The FPU test chip, FPMax, implements 4 efficient FPUs (floating-point multiply-add units) generated by FPU generator. In particular, we pick one configuration from each efficient frontier of {single precision, double precision} x {throughput, latency} application. With the advanced 28nm SOI technology, we are interested to see that our FPUs deliver the top tier energy as well as area efficiency. The chip has been submitted for fabrication in August 2013. More updates will be provided later.
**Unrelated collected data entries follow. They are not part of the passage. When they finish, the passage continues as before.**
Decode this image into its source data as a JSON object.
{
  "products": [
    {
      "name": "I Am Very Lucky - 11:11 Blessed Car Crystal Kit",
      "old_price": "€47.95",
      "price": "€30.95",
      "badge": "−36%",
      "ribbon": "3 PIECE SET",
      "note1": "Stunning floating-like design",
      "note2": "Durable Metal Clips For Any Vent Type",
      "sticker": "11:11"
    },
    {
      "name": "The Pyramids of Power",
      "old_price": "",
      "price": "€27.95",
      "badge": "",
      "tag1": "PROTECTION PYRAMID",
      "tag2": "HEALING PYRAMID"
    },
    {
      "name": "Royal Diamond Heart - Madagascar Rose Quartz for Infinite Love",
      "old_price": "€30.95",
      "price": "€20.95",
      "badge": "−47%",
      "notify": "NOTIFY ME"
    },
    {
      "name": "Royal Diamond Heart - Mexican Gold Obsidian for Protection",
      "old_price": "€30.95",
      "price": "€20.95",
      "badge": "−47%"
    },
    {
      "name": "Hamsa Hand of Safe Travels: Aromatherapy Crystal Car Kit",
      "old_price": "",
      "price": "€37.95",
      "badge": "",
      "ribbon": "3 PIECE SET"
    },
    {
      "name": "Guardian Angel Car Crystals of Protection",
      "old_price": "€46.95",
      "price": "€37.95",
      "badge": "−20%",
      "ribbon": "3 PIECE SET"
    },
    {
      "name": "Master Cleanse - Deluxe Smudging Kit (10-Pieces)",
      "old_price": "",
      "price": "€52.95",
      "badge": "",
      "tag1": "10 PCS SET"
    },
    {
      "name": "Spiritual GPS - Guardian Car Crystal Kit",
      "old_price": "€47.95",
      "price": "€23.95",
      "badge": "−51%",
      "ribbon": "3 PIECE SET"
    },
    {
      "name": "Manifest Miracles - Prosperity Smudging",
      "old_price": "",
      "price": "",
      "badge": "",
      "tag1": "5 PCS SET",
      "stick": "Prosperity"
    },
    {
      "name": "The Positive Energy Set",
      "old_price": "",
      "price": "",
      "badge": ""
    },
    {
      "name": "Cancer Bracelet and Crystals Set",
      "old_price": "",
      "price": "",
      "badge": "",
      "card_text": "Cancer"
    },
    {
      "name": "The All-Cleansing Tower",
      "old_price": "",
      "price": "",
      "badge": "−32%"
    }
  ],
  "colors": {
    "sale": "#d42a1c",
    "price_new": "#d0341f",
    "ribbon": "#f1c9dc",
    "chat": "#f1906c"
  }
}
We use the 28nm fully-depleted SOI technology, the flip-well technology in particular, from STMicroelectronics. This technology features the wide body-bias range (from -0.3V to 3.0V) and thus the flexibility of tading-off the performace and the leakage. Check the research paper for more details: Ultra-wide body-bias range LDPC decoder in 28nm UTBB FDSOI technology
The following graph demonstrates the system architecture of the chip. There are a few points:
The four FPUs are on different power domains (PD_0 to PD_3) separated from the main power domain (PD_MAIN).
Only one of four FPU will be selected and enabled by FPControl via DPSelector, while the others stay inactive.
Several RAM blocks are implements to interleave the on-chip testing and the off-chip communication (through JTAG). The FPU fetches data from the operand RAM and write results to the result RAM synchronized with the system clock, while the programming and the checking are done through JTAG.
We avoid storing operands directly in the instructions. Instead, Operands are stored in the operand RAMs, and only the indices of operands are encoded in the instructions. As a result, the total bits of high-speed registers are greatly reduced.
The following figure shows the floorplan of the chip in the CAD tool. The four FPUs are sitting in the four corners of the chip, and the Clock Gen lies in the middle of the left edge.